Inflation XVI: La réglementation des loyers complique la tâche de la BNS

La Banque nationale suisse (BNS) n’est pas dans une situation enviable: le taux d’inflation est nettement supérieur à la cible de 0 à 2%. Un bon moyen d’y remédier est de relever les taux d’intérêt. Or cela fait aussi augmenter le taux d’intérêt de référence. Et si celui-ci monte, les loyers suivent automatiquement, et avec eux le renchérissement. Il ne faut pas négliger cet effet: si les loyers progressent de 5%, le renchérissement moyen passe à 1%, même si tous les autres prix restent constants. C’est pourquoi lier les loyers au taux hypothécaire n’était pas une bonne idée.

Le marché suisse du logement est fortement réglementé. La loi prévoit que l’adaptation des loyers doit être justifiée par des coûts. Les forces du marché sont parfois sapées, de manière que l’offre et la demande ne peuvent pas jouer correctement. Autrement dit, des incitations sont mal placées et trop peu de logements locatifs sont construits. Cette situation a toutefois une conséquence négative à laquelle on prête peu d’attention: le carcan du droit du bail fait que le taux hypothécaire joue un trop grand rôle. Car les taux d’intérêt hypothécaires représentent un coût pour le bailleur. S’il faut justifier une hausse de loyer par des coûts, la hausse des taux d’intérêt permet une telle justification. C’est exactement ce qui est en train de se passer.

Le taux de référence, qui est une moyenne des taux hypothécaires, est en vigueur en Suisse depuis le 10 septembre 2008. Ce taux uniforme est clairement réglementé. Il a été récemment relevé de 1,25% à 1,5%. Et cela a des conséquences. Sur la base de cette hausse, les loyers peuvent être relevés de 3%. L’inflation justifie aussi des hausses de prix. Supposons que tous les loyers puissent être majorés de 5% et que tous les bailleurs fassent le pas. L’inflation moyenne atteindrait alors 1%, même si tous les autres prix restent constants. Le calcul est simple: le loyer représente un cinquième environ (18,6%) du panier de biens dont un ménage moyen a besoin pour vivre en Suisse. C’est le poste de dépenses le plus important, suivi par les dépenses de santé (15,3%), de transport (12%), d’alimentation et de boissons non alcoolisées (11%). Les dépenses pour des produits pétroliers, qui font couler beaucoup d’encre en ce moment, ne pèsent que 2,9% dans le budget moyen des ménages.

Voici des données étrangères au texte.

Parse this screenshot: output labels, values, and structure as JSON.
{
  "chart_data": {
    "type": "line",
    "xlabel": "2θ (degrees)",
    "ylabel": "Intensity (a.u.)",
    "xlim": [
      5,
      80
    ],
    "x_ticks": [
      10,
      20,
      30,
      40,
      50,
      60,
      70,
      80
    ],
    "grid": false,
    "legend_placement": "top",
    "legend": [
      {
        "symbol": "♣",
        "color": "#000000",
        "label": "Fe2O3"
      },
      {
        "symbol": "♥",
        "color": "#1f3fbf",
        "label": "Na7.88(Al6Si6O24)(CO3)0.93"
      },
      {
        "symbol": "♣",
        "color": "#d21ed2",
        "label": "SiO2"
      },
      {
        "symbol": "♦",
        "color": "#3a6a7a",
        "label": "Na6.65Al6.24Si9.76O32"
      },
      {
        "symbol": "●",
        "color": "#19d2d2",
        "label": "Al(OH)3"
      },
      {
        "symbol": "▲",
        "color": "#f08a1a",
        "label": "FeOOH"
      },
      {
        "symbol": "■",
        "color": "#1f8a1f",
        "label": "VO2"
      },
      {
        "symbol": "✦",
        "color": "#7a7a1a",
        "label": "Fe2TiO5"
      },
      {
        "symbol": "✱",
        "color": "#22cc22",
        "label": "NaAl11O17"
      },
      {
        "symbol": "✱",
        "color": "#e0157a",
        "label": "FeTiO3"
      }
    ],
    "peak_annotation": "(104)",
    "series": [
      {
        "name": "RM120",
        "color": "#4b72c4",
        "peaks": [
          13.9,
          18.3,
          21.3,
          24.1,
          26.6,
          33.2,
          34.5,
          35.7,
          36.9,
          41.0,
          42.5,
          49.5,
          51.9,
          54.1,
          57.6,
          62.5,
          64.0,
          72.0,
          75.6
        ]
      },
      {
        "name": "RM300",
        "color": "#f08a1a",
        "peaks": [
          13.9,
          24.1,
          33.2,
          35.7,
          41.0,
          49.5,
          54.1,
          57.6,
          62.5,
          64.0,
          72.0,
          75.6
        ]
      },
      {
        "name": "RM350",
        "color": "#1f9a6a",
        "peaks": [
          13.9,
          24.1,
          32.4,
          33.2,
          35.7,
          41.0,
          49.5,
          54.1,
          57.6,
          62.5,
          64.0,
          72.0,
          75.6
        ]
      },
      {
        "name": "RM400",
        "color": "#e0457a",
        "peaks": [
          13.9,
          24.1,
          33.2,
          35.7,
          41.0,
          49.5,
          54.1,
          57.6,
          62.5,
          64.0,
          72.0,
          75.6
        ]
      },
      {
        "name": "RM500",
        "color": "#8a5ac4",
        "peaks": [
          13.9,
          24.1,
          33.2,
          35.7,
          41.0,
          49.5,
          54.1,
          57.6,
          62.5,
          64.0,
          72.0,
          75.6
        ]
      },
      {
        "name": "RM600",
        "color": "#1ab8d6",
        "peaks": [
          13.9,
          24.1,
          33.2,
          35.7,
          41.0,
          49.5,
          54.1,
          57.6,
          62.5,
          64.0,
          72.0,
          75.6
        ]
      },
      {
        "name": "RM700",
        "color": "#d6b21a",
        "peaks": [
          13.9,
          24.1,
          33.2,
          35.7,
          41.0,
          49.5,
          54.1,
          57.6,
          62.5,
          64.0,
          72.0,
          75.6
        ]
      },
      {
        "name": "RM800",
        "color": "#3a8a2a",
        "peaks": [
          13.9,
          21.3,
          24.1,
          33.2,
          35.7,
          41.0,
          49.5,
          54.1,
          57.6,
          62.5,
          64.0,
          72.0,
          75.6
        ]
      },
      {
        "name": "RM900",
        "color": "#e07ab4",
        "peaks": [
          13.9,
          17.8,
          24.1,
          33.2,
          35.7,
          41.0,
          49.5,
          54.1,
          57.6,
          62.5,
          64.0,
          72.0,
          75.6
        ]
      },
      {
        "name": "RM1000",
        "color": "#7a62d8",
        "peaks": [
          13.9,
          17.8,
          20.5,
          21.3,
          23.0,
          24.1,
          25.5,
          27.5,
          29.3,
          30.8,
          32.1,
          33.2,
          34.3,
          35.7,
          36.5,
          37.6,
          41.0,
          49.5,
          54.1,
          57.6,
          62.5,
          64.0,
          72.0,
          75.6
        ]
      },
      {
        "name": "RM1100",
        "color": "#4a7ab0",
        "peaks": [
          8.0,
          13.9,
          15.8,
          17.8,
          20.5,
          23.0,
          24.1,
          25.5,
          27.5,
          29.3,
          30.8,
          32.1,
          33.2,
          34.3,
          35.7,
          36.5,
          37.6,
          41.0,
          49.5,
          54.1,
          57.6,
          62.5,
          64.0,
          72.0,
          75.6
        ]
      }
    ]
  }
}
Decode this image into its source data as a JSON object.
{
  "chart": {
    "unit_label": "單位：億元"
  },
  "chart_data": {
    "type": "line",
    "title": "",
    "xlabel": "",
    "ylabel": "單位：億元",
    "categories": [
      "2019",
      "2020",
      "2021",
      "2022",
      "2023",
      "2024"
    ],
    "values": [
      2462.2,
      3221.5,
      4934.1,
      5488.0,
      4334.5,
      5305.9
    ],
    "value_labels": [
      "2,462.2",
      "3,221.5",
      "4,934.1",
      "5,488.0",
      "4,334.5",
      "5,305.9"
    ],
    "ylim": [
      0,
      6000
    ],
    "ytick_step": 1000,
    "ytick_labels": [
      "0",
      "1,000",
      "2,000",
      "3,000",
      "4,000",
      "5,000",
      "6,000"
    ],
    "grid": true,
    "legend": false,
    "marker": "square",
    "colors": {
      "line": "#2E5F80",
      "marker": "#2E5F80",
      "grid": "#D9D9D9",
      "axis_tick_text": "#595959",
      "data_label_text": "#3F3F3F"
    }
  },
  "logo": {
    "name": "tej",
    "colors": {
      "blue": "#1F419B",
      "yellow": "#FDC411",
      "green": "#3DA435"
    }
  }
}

Le fait de lier les loyers au taux d’intérêt de référence a pour conséquence que toute hausse des taux d’intérêt de la BNS revient à faire quatre pas en avant et un pas en arrière dans la lutte contre l’inflation. En cas de hausse des taux d’intérêt, les loyers augmentent au mauvais moment. S’ils n’avaient pas été liés aux taux, les loyers auraient sans doute augmenté un peu plus ces dernières années pour s’adapter aux conditions du marché, et il n’y aurait pas de besoin de rattrapage. Aujourd’hui, la BNS s’emploie à lutter contre l’inflation en resserrant les taux d’intérêt et ses mesures ont un effet négatif sur un segment du marché. Pour la BNS, il sera donc plus difficile de lutter contre l’inflation.

On constate une nouvelle fois que les interventions sur le marché entraînent des distorsions considérables. Et elles produisent des effets secondaires non souhaités. Ce n’est donc pas une bonne idée de lier les loyers aux taux d’intérêt.

La BNS doit tout de même maintenir ses hausses de taux d’intérêt afin de lutter contre l’inflation. La stabilité des prix est sans doute l’une des conditions les plus sous-estimées à la prospérité et à une croissance économique durable. Or dans les circonstances actuelles, il faut malheureusement un peu plus de temps pour que les mesures visant à lutter contre l’inflation agissent.